Faktor Penyebab dan Budaya Korupsi
Banyak indikasi yang menyebutkan bahwa faktor
daya dorong (driving force) terhadap mem-batu-nya budaya korupsi selalu
berhubungan dengan usaha pemuasan fasilitas kehidupan yang hedonistik, yaitu usaha pemenuhan kepuasan nafsu terhadap harta,
tahta dan wanita, disebut "tiga-ta". Terbentuknya perilaku
korupsi (corruption behavior) dapat dijelaskan dengan teori
psikoanalisis dari Sigmun Freud. Apabila keinginan dasar manusia yang
begitu liar (wild) terhadap "tiga-ta" sebagai bentuk
daya dorong terlalu kuat disebut "id" dan tidak terkendali
oleh "ego", maka dalam diri manusia muncul "super
ego" berupa perilaku korupsi yang tidak terkendali. Budaya korupsi
adalah hasil akumulatif "super ego" dalam pemenuhan hedonistik yang tidak wajar, berlebihan
serta tidak terkendali.
Statement
yang sering terdengar adalah korupsi telah mendarah daging, mengakar dan
membudaya di republik tercinta ini. Repotnya adalah jika ada urusan yang
berkaitan dengan birokrasi, saat ini orang menjadi lazim untuk memberi
"sesuatu".. Padahal instansi tersebut benar=benar tidak meminta "sesuatu". Karena perilaku korupsi sudah
menjadi "budaya", orang atau instansi yang mencoba untuk
"bersih" justru dianggap aneh. . Salah kaprah ini juga dapat
menjadi daya dorong terjadinya korupsi. Pertanyaan yang dapat dimunculkan
adalah "Apakah benar korupsi telah membudaya di negeri ini?". Meminjam
istilah Edgard H. Schein, bahwa "budaya" didefinisikan sebagai
: " “A pattern of shared basic
assumptions that the group learned as it solved its problem of external
adaptation and internal integration, that have worked well enough to be
considered valid and, therefore, to be taught to new members as the correct way
to perceive, think and feel in relations
to this problems”. Pada intinya,
budaya adalah asumsi dasar yang diketahui secara bersama-sama dan dianggap
benar secara internal maupun eksternal sehingga perlu diteruskan kepada anggota
masyarakat baru atau generasi berikutnya.
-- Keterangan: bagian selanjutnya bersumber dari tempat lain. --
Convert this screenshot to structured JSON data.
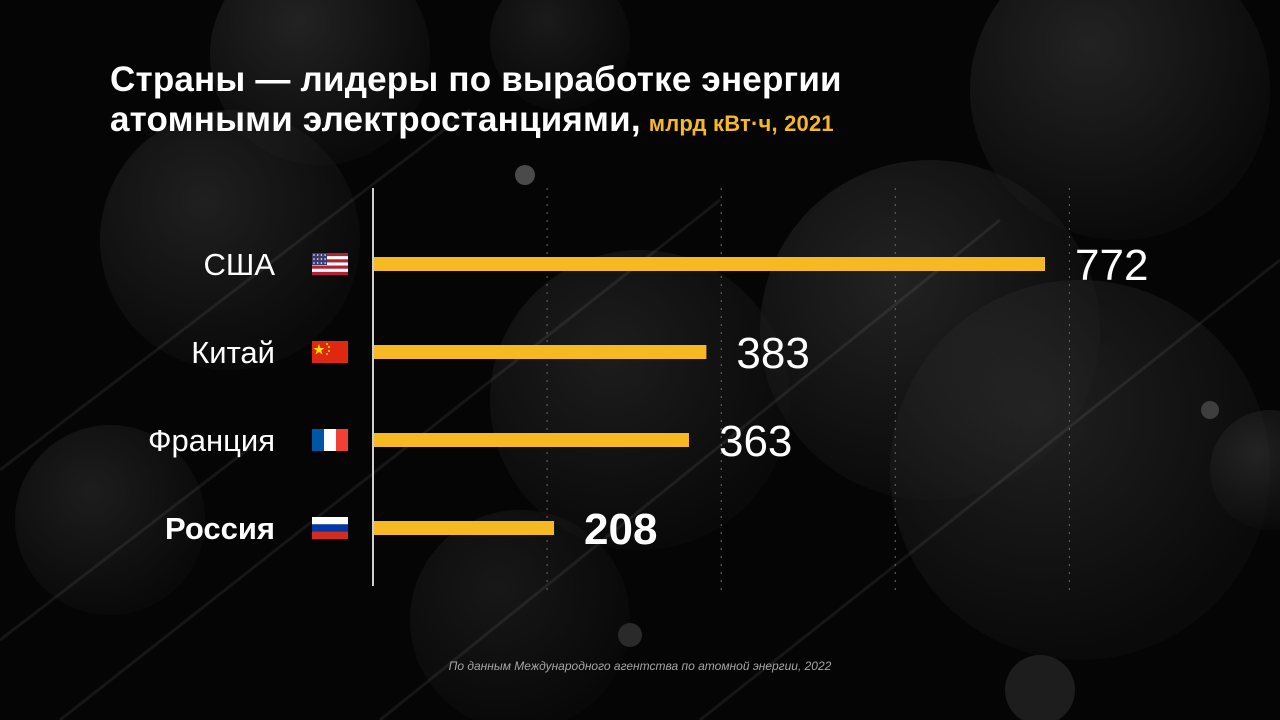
{
  "colors": {
    "bar": "#f5b921",
    "accent": "#f5b921",
    "background": "#050505",
    "text": "#ffffff"
  },
  "chart_data": {
    "type": "bar",
    "orientation": "horizontal",
    "title_line1": "Страны — лидеры по выработке энергии",
    "title_line2": "атомными электростанциями,",
    "subtitle": "млрд кВт·ч, 2021",
    "categories": [
      "США",
      "Китай",
      "Франция",
      "Россия"
    ],
    "values": [
      772,
      383,
      363,
      208
    ],
    "flags": [
      "us-flag-icon",
      "cn-flag-icon",
      "fr-flag-icon",
      "ru-flag-icon"
    ],
    "highlight": "Россия",
    "xlim": [
      0,
      800
    ],
    "grid": true,
    "xlabel": "",
    "ylabel": ""
  },
  "source": "По данным Международного агентства по атомной энергии, 2022"
}
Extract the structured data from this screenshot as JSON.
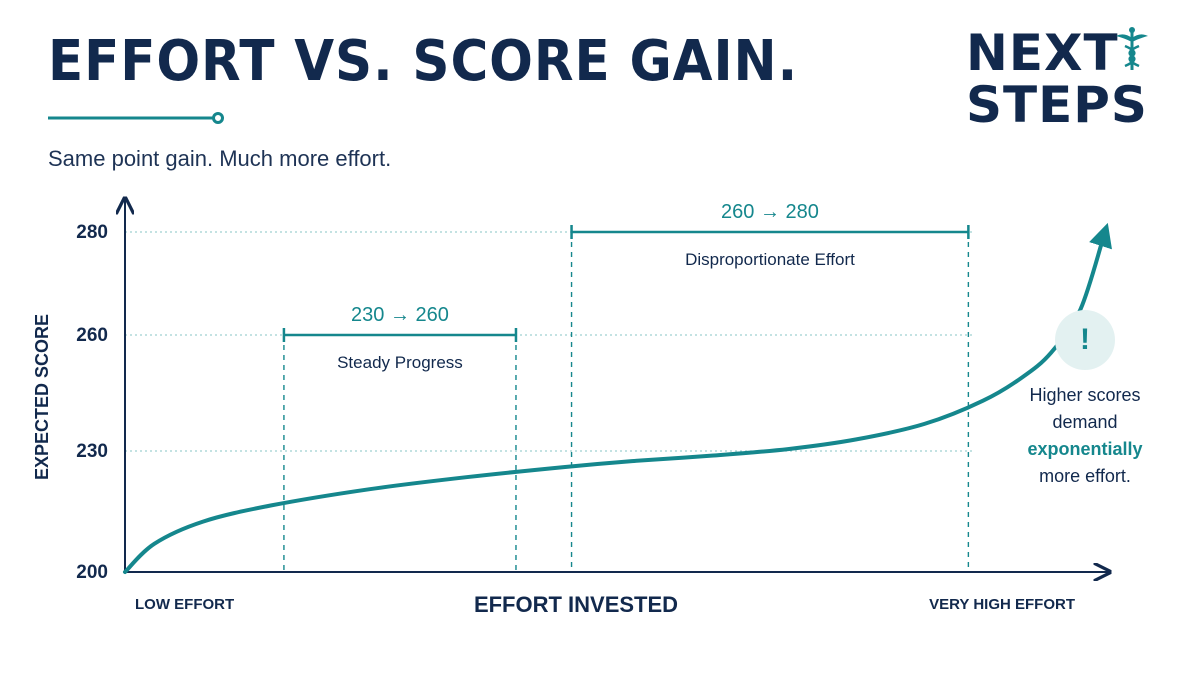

Melihat batasan budaya tersebut, perilaku korupsi di
Indonesia dapat dikatakan sebagai telah "membudaya". Secara umum banyak perilaku korupsi yang sudah
diasumsikan secara bersama-sama "benar" dan "lazim". Jika
tidak mengikuti arus perilaku korupsi, bahkan kita dianggap "naif"
dan tidak wajar atau aneh. Lebih sadis lagi kita dapat dianggap ketinggalan
jaman dan tidak modern.Gila bener!
Kilas-balik : Sejarah Korupsi di Indonesia
Perilaku dan sifat korup manusia Indonesia telah dikenal
sejak jaman dahulu sampai sekarang dan akan terus berlanjut entah sampai kapan.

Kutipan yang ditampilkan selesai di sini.